Google’s own documentation says the same thing in a more official way. For features like AI Overviews and AI Mode, Google says there are no extra requirements beyond normal SEO best practices. It also states that site owners don’t need to create new machine-readable files, AI text files, or special markup to show up in these AI features.

The expert counter-argument
Even though Google is not impressed, some SEO experts think llms.txt is just early.
Carolyn Shelby, an SEO and AI strategist at Yoast, says new web standards often start this way. She points out that tools like robots.txt and sitemaps also faced pushback at first, and it took years before they became common.

Shelby sees llms.txt as a practical tool for an “LLM answer layer.” In other words, it can give AI systems a clean, lightweight Markdown version of your best content instead of making them crawl heavy pages. That can reduce server load and make it easier for the AI to pull the right details.
Her take: if this approach becomes popular later, the sites that adopt it early will already be prepared.
The Reddit reality check: “smoke and mirrors?”
On Reddit—especially in r/SEO—the mood is mostly “this is hype.” A lot of users think the sudden push for llms.txt (often from SEO tool companies) creates a self-reinforcing loop where people repeat the idea without clear proof.
Here are the main concerns Redditors raise:
Bad user experience: If you publish Markdown (.md) versions of pages for LLMs, some people worry AI tools might link to those plain, ugly URLs instead of your polished Shopify product pages.
Grandstanding: Some users say the “llms.txt drove traffic” stories feel like marketing. The argument is that these companies likely ranked well already, with or without the file.
Low adoption: A manual review of the top 50,000 websites found only 22 using llms.txt, which suggests it’s nowhere near a real standard yet.
So what actually influences LLM recommendations?
If llms.txt doesn’t move the needle, what does? In most cases, it’s the content on your pages, not a file in your root folder.
Research on “adversarial SEO” suggests LLMs can be steered—but mainly through what’s written on a webpage. One 2024 study from researchers at ETH Zürich found that “preference manipulation” (basically hidden prompt text on a page) could make a product about 2.5× more likely to be recommended by Bing.
If you’re not trying anything shady SEO, there are still “light” signals that LLM-style tools often reward with mentions and citations:
Content depth: Tools like Perplexity and Google’s AI results often favor pages with more complete, detailed answers (more words and full sentences).
Readability: ChatGPT tends to prefer text that’s easy to read. A higher Flesch score usually helps.
Semantic relevance to query: AI systems focus on meaning and context. So saying “best and cheapest” can help if that phrasing matches a user’s query, but an AI can still find and use a page that covers the same idea with different wording because it understands what the user means, not just the exact words.

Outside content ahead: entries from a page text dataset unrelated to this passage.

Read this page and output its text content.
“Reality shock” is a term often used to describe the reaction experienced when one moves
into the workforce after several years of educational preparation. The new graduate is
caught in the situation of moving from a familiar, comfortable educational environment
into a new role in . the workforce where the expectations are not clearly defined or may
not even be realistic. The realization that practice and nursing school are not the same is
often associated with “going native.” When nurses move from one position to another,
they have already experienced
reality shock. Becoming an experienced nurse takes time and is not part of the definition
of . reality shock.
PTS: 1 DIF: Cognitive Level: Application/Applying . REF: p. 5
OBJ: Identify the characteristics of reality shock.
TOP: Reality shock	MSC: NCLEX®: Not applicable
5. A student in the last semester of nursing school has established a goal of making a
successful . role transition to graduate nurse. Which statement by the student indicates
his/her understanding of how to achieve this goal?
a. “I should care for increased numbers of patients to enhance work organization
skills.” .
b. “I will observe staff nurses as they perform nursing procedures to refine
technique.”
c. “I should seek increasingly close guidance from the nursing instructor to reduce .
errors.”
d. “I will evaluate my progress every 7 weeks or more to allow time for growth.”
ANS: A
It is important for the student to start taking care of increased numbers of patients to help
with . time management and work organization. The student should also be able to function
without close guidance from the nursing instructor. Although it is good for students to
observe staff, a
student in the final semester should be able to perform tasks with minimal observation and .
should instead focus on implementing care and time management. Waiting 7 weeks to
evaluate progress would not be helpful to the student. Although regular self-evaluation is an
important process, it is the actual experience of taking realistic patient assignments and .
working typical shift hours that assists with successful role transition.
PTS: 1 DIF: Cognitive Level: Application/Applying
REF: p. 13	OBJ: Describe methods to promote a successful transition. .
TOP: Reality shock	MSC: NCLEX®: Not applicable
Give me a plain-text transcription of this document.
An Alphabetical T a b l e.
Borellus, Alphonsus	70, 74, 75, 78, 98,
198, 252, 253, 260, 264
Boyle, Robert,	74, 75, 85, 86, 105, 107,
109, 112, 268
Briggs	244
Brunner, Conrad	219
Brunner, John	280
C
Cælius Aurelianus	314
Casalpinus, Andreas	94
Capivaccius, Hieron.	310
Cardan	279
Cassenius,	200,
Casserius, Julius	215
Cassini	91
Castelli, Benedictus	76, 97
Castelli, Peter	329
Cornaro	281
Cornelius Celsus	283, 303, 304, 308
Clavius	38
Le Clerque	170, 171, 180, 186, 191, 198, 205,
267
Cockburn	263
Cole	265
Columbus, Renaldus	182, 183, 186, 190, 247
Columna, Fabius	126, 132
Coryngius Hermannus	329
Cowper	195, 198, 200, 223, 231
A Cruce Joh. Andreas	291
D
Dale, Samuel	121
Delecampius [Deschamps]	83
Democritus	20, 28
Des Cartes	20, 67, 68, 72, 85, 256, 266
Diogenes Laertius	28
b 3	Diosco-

Is it worth investing in llms.txt?
For now, llms.txt seems mostly hype. Right now, the big AI and search platforms don’t use it as a clear ranking or citation signal. So if you create one, you should not expect a quick win or measurable ROI.
That said, the idea behind it matters. AI systems reward pages that are easy to understand. If you want to future-proof your website, spend your time on things that already help today:
Quality content: helpful, human-first content that fully answers user questions.
Site clarity: simple navigation, logical structure, and fewer distractions.
Fast loading: pages that load quickly on all devices (especially mobile).
Mobile friendly: responsive design and layouts that work well on phones and tablets.
Internal linking structure: clear links between related pieces of content.
EEAT: expertise, experience, authoritativeness, and trustworthiness shown clearly in your content (good bios, citations, credentials, transparent sourcing).
Freshness & updates: regularly updated, accurate content.
Semantic relevance: usage of related concepts and entities.